Baca juga: Tidak Hanya ke ASN dan TNI/Polri, Jokowi Juga Minta BIN Jaga Netralitas di Pemilu 2024
"Kita dukung aparat negara, polisi, tentara kepala desa agar kembali ke hati nuraninya. Jangan coba-coba mencuri hati nurani rakyat. Karena suara ini dari hati nuraninya," ucap dia.
"Jangan ada yang mencuri. Bukan suaranya Prabowo, Anies, ganjar dicuri, bukan. Tapi suara rakyat yang dicuri kalau tak sesuai hati nurani. Karena itu gerakan ini sampaikan itu," lanjut JK.
Lebih lanjut, di sisa masa kampanye ini, JK mengajak seluruh elemen masyarakat untuk menjaga pemilu dari kecurangan.
Sehingga hasil dari proses penyelenggaraan pemilu ini bisa diterima oleh semua pihak.
"Dengan pemilu yang bersih, dapat memilih pemimpin yg bersih. Kalau prosesnya salah, maka pemimpin yang dipilih juga salah. Jadi kita lakukan proses yang bersih untuk sekarang dan masa akan datang," tandasnya.
Ada pun tokoh-tokoh GNB tersebut diantaranya yakni istri presiden keempat RI KH Abdurrahman Wahid (Gus Dur), Sinta Nuriyah Abdurrahman beserta putrinya Alissa Qotrunnada Munawaroh Wahid.

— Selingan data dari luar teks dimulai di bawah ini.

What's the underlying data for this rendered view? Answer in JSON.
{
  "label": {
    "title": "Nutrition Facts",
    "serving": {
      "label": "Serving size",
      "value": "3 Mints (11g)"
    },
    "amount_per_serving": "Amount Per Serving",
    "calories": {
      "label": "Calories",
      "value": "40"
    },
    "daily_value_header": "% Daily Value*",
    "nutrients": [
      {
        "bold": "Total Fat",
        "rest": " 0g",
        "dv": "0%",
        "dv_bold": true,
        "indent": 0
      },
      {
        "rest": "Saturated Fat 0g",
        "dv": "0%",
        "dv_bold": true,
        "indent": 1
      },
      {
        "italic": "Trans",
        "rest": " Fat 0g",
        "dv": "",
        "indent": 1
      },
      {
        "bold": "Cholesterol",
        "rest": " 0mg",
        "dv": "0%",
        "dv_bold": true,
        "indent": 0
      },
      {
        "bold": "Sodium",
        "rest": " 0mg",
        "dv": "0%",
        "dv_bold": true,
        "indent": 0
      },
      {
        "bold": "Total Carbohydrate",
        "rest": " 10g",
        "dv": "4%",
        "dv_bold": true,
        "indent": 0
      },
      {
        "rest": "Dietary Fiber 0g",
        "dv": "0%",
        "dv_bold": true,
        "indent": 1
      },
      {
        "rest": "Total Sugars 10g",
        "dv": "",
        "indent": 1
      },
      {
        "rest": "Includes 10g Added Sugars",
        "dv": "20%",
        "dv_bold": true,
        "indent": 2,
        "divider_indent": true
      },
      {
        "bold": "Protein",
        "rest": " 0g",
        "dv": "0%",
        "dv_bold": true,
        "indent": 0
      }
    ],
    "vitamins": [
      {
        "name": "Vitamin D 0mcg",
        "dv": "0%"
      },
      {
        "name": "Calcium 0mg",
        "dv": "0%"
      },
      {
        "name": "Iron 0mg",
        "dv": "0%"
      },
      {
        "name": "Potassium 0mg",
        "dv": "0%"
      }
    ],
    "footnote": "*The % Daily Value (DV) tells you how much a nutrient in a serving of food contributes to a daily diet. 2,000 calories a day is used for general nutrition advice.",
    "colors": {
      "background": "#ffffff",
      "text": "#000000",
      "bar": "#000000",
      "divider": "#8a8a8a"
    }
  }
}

Kemudian Uskup Agung Jakarta Kardinal Mgr Ignatius Suharyo, Ketua Umum Persekutuan Gereja-Gereja Indonesia (PGI) Pendeta Gomar Gultom, mantan dubes Makarim Wibisono, dan rektor Universitas Islam Internasional Indonesia (UIII) Komarudin Hidayat.